A brand replaced its social and search agency with AI and will never go back to humans

Last fall a lingerie retailer replaced its digital agency with an AI platform named “Albert”. The AI was tasked with identifying and then converting high-value audiences across paid search and social media marketing efforts. Albert then autonomously executed their digital marketing efforts using creative and KPIs provided by the brand.

The result? This AI approach more than tripled its ROI and increased its customer base by 30%.

Key quote:

“After seeing [Artificial Intelligence] handle our paid search and social media marketing, I would never have a human do this again.”
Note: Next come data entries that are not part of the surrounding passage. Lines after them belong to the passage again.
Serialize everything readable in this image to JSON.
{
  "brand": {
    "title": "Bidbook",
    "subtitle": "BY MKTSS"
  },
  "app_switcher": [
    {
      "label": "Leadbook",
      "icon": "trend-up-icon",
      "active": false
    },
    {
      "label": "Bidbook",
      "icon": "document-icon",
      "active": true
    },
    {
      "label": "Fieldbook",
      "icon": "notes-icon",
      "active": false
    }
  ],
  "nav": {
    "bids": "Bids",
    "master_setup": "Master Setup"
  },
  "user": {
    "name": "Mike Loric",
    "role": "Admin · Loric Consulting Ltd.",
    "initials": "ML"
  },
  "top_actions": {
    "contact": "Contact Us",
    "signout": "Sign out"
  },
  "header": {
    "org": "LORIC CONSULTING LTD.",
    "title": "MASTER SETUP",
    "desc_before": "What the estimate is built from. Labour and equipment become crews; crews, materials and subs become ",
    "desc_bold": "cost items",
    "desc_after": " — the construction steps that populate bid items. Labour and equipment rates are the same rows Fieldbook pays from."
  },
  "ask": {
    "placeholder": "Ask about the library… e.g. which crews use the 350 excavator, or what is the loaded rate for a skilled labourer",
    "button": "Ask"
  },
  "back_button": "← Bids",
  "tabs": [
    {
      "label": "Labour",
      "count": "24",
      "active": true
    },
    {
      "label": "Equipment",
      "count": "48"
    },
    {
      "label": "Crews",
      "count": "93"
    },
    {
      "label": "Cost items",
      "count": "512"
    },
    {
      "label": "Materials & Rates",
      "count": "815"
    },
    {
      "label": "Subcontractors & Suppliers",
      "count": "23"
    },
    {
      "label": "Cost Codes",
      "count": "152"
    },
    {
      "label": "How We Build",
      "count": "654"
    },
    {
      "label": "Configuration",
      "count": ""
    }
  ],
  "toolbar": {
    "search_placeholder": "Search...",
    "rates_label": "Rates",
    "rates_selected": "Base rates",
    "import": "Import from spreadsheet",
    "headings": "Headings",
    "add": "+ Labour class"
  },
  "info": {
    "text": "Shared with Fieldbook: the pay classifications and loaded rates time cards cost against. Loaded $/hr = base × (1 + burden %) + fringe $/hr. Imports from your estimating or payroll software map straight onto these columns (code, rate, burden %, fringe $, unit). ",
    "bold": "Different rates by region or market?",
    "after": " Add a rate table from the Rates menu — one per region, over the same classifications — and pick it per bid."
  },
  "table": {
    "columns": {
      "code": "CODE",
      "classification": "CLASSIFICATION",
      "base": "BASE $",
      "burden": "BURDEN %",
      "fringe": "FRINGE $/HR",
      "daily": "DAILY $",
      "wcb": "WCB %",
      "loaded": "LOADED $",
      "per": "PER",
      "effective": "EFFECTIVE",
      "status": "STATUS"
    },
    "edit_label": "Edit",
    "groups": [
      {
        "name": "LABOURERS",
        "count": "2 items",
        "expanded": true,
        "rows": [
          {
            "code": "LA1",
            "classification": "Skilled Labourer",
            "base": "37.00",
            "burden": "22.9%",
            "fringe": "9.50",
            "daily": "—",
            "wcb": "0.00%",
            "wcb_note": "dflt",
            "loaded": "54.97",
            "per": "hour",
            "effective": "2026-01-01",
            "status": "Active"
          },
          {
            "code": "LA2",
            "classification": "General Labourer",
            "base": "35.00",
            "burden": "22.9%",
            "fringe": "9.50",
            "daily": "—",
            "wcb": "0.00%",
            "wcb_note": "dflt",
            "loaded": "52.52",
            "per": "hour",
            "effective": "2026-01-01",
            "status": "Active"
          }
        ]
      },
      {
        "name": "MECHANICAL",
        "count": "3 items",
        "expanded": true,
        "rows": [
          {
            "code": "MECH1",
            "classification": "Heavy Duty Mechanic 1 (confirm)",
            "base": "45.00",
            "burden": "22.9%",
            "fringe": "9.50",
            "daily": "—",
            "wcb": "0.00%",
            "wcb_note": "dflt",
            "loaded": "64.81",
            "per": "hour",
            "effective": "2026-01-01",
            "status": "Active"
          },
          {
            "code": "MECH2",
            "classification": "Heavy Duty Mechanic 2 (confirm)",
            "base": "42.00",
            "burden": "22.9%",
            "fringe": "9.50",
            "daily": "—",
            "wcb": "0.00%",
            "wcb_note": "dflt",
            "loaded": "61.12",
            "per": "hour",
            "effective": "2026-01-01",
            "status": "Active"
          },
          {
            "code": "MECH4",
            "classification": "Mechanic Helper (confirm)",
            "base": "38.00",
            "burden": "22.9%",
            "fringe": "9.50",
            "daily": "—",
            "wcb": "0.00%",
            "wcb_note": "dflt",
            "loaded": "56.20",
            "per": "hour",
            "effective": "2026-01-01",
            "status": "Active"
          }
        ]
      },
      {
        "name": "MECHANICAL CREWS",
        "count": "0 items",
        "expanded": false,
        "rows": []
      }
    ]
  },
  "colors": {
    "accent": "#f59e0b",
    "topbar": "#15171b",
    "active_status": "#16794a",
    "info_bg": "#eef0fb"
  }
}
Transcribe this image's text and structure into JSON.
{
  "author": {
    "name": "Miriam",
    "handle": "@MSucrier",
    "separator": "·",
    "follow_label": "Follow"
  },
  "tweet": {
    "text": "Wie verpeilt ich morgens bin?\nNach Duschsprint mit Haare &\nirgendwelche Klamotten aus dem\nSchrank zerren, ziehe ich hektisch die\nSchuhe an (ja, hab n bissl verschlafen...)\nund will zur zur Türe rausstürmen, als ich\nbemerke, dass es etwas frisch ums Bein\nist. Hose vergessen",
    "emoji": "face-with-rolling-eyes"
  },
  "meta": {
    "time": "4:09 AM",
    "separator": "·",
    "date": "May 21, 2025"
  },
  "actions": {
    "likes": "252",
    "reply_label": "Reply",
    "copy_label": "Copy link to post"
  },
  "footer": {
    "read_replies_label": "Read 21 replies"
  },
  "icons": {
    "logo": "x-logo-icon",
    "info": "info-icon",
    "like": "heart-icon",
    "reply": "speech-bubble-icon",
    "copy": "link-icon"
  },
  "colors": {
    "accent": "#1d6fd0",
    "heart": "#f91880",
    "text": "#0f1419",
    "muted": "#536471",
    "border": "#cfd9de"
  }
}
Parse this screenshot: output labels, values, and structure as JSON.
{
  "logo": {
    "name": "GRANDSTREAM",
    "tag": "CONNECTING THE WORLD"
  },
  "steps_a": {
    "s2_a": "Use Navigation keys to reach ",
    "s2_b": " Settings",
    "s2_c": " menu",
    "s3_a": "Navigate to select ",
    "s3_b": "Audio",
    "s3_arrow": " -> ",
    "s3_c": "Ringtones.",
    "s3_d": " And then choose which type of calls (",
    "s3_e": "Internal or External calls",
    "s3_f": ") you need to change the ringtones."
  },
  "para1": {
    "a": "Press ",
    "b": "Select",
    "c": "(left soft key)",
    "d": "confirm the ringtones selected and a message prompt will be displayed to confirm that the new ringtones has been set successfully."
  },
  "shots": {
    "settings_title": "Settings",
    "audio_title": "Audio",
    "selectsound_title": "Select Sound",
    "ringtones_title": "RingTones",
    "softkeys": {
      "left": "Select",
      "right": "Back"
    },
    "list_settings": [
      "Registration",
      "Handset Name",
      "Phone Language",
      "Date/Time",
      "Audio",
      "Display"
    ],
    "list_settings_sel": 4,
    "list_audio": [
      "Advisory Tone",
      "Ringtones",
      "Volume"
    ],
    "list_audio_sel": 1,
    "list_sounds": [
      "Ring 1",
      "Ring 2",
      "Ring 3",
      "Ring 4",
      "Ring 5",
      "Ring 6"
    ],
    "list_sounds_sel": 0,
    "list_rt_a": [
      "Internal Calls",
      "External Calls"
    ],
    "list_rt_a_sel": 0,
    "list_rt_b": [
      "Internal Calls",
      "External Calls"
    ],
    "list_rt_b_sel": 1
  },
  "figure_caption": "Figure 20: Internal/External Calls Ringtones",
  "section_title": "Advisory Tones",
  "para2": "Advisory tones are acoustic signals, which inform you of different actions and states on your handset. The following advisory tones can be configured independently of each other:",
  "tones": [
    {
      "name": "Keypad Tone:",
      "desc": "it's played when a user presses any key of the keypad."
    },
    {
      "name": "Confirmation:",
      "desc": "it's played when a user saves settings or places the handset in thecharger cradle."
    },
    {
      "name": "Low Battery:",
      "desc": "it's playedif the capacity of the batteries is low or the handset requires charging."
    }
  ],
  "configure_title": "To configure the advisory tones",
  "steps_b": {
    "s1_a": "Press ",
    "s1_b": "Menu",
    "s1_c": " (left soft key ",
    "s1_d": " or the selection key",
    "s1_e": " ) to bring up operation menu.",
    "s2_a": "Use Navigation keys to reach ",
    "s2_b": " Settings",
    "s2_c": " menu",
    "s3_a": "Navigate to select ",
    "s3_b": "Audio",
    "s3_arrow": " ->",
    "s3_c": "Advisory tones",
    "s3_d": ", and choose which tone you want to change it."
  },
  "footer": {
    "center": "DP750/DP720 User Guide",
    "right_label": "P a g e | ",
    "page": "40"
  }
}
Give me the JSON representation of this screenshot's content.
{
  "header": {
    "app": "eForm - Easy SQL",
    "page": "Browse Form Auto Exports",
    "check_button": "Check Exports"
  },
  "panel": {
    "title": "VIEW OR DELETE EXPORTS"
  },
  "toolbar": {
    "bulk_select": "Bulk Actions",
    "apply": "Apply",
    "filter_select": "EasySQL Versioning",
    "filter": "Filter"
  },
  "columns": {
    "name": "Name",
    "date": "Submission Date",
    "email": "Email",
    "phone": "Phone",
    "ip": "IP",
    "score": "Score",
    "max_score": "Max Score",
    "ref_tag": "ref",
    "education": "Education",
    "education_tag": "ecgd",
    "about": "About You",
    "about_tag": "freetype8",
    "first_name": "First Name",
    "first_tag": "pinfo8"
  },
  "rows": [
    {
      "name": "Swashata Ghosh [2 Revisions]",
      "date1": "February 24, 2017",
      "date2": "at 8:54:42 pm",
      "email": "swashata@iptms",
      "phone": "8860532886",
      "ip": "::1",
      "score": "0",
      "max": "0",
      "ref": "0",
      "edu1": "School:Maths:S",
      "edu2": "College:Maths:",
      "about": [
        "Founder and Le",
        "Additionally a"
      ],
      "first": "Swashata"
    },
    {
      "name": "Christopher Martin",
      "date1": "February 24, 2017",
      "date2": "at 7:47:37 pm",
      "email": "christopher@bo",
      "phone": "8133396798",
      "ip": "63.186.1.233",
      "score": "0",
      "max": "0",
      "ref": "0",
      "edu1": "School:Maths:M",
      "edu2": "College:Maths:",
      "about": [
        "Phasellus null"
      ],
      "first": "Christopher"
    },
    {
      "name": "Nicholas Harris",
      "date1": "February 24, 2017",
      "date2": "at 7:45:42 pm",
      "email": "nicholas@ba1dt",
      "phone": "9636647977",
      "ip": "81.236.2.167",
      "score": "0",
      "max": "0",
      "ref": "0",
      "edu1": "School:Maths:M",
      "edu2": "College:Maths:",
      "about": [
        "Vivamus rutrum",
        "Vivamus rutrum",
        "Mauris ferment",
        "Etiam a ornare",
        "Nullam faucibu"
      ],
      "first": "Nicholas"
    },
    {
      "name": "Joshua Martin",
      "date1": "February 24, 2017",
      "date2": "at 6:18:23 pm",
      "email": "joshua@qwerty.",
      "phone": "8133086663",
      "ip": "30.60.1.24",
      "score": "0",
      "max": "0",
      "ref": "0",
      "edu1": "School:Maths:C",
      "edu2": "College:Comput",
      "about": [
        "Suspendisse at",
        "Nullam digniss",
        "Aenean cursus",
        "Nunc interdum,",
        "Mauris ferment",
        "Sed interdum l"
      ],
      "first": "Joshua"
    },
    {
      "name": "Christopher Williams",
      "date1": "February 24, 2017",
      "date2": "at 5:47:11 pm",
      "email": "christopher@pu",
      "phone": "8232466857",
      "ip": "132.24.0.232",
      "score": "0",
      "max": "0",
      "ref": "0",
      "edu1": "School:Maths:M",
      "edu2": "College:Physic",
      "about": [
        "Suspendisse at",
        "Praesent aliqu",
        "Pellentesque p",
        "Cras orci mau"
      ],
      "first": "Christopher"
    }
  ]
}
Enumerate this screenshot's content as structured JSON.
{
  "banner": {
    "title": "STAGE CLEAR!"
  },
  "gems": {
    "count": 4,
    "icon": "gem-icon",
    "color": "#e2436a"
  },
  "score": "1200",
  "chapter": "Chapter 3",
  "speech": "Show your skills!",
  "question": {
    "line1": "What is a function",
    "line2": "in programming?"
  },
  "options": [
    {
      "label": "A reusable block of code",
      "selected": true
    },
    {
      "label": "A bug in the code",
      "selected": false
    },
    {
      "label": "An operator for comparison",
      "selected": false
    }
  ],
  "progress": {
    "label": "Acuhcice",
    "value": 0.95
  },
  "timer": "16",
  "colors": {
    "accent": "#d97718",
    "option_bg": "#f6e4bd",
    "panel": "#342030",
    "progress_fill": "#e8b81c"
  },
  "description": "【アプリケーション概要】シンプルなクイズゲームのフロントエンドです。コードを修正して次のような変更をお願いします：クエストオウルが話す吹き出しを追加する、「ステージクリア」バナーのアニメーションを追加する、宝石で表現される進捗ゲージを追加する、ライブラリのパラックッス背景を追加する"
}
Source: Why Cosabella replaced its agency with AI and will never go back to humans

So this leaves us with two questions:

  1. Are you experimenting with AI and algorithms to breed efficiencies in your marketing program?
  2. Are the actions and tactics you’re personally doing at-risk to be replaced by AI? And if so, how can you lean more into creative and strategy to be ready when the tech catches up with you?

We live in amazing times.

Margaret Atwood On How Tech Influences Creativity

“I don’t think the imagination is subject to efficiency,” Atwood says. “If anything, daydreaming is very useful for it. In fact, daydreaming is very useful for any kind of productivity because it creates a blank space and allows the mind to come into that. So what people seem to need most coaching about in the area of creativity is not ‘optimizing’ their imaginations—it’s their confidence. And that’s because we’ve been brainwashed into thinking that we are all specialists of some kind, and that you can’t really be a writer unless you’ve got something like a master’s degree. Obviously, we want dentists to be trained, but writing is human storytelling and everybody does it.

“So the problems in creativity are not how do we get humans to be more creative—people are more creative. It’s how creative people can actually make a living doing what they do in an economy such as ours that values money above all else. What is the price, the money value, of John Keats’s ‘Ode To A Nightingale,’ apart from the manuscript, just the poem itself, what is its value? There isn’t one. Because it’s not in that economy.”